Debt
Long-term debt is composed of the following:
| | | | | | | | | | | | | | | | | | | | | | | | | | |
| | Weighted-Average Interest Rate | | Maturities | | December 31 |
| | 2025 | | 2024 |
| Notes and debentures | | 3.6% | | 2026 - 2050 | | $ | 6,784 | | | $ | 7,310 | |
| Industrial development revenue bonds | | 3.7% | | 2029 - 2045 | | 59 | | | 59 | |
| Bank loans and other financings in various currencies | | 5.9% | | 2026 - 2046 | | 43 | | | 46 | |
| Total long-term debt | | | | | | 6,886 | | | 7,415 | |
| Less current portion | | | | | | 412 | | | 561 | |
| Long-term portion | | | | | | $ | 6,474 | | | $ | 6,854 | |
Scheduled maturities of long-term debt for the next five years are $413 in 2026, $608 in 2027, $704 in 2028, $706 in 2029 and $745 in 2030.
In February 2023, we issued $350 aggregate principal amount of 4.50% notes due February 16, 2033. Proceeds from the offering were used for general corporate purposes including the repayment of a portion of our commercial paper indebtedness.
Committed Bridge Financing
In November 2025, in connection with the Merger Agreement discussed in Note 4, the Company and JPMorgan Chase Bank, N.A. (the "Bank") executed a certain bridge loan facility commitment letter, pursuant to which the Bank has committed to provide bridge financing (the "Bridge Facility") in an amount of $7.7 billion to the Company to fund the Cash Consideration, the fees, costs and expenses incurred in connection with the transactions contemplated by the Merger Agreement and to repay certain existing indebtedness of Kenvue and/or its subsidiaries. In December 2025, $3.8 billion of the commitments in the Bridge Facility were terminated in connection with entry into the New Revolving Credit Facility and DDTL Credit Facility (as defined below). We incurred debt issuance costs of $15 in connection with the Bridge Facility, of which $8 was charged to earnings in connection with the termination of a portion of the commitments. The remaining unamortized amount is capitalized in Other current assets.
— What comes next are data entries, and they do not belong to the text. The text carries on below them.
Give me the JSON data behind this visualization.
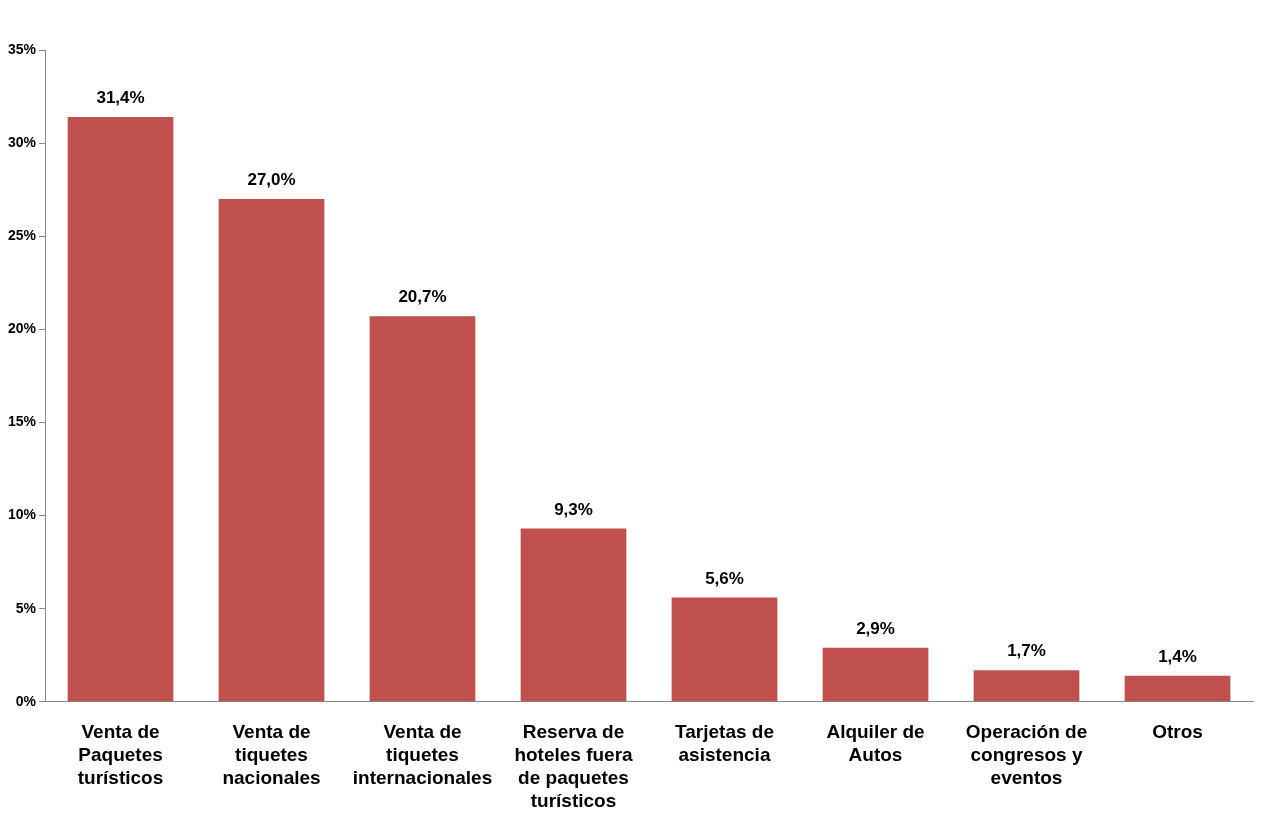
{
  "chart_data": {
    "type": "bar",
    "categories": [
      "Venta de Paquetes turísticos",
      "Venta de tiquetes nacionales",
      "Venta de tiquetes internacionales",
      "Reserva de hoteles fuera de paquetes turísticos",
      "Tarjetas de asistencia",
      "Alquiler de Autos",
      "Operación de congresos y eventos",
      "Otros"
    ],
    "values": [
      31.4,
      27.0,
      20.7,
      9.3,
      5.6,
      2.9,
      1.7,
      1.4
    ],
    "value_labels": [
      "31,4%",
      "27,0%",
      "20,7%",
      "9,3%",
      "5,6%",
      "2,9%",
      "1,7%",
      "1,4%"
    ],
    "color": "#c0504d",
    "ylim": [
      0,
      35
    ],
    "yticks": [
      {
        "value": 0,
        "label": "0%"
      },
      {
        "value": 5,
        "label": "5%"
      },
      {
        "value": 10,
        "label": "10%"
      },
      {
        "value": 15,
        "label": "15%"
      },
      {
        "value": 20,
        "label": "20%"
      },
      {
        "value": 25,
        "label": "25%"
      },
      {
        "value": 30,
        "label": "30%"
      },
      {
        "value": 35,
        "label": "35%"
      }
    ],
    "grid": false,
    "legend": false
  }
}
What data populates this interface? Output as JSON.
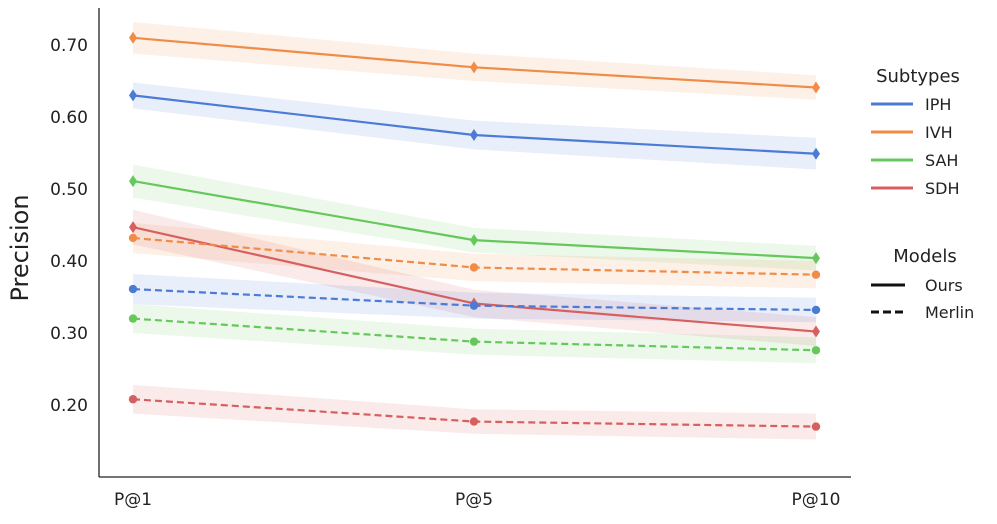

Revolving Credit and Delayed Draw Term Loan Agreements
In December 2025, we entered into (i) the Five-Year Revolving Credit Agreement by and among Kimberly-Clark, JPMorgan Chase Bank, N.A. (the "Bank") and the other lenders party thereto (the “New Revolving Credit Facility”) and (ii) the Delayed Draw Term Loan Credit Agreement by and among Kimberly-Clark, the Bank, and the other lenders party thereto (the “DDTL Credit Facility”). The New Revolving Credit Facility matures in December 2030 and provides for a revolving credit facility of up to $4.0 billion (which may be increased by up to $1.0 billion upon obtaining additional commitments from the then-existing or new lenders and the satisfaction of certain other conditions). The DDTL Credit Facility provides for a delayed draw term loan facility of up to $1.8 billion, which, along with $2.0 billion of the commitments under the New Revolving Credit Facility, will be available with limited conditionality to ensure certainty of funds to pay the Cash Consideration, the fees, costs and expenses incurred in connection with the transactions contemplated by the Merger Agreement and to repay certain existing indebtedness of Kenvue and/or its subsidiaries. The commitments under the DDTL Credit Facility will terminate upon the earlier of (i) the termination of the Merger Agreement or (ii) the closing of the transactions contemplated by the Merger Agreement without the borrowing of funds under the DDTL Credit Facility. Amounts borrowed under the DDTL Credit Facility are payable within one year, subject to certain mandatory prepayment conditions described in the DDTL Credit Facility.
Borrowings under the New Revolving Credit Facility and the DDTL Credit Facility will bear interest, at our option, at a rate equal to (i) a base rate (subject to a floor of 1.00%) or (ii) a floating secured overnight financing rate (subject to a floor of 0.00%) plus an applicable margin. The applicable margin will range from 0.50% to 1.00% depending on our credit rating and is initially 0.75%.
We capitalized debt issuance costs of $5 in connection with the facilities discussed above; the unamortized portion is presented in Other current assets. The New Revolving Credit Facility, currently unused, supports our commercial paper program, and would provide liquidity in the event our access to the commercial paper markets is unavailable for any reason.
Concurrently with the closing of the New Revolving Credit Facility and the DDTL Credit Facility, we terminated the commitments outstanding under our previous $750 revolving credit facility, originally set to mature in May 2026 and reduced the commitments outstanding under our existing $2.0 billion revolving credit facility, which matures in June 2028, to $1.0 billion.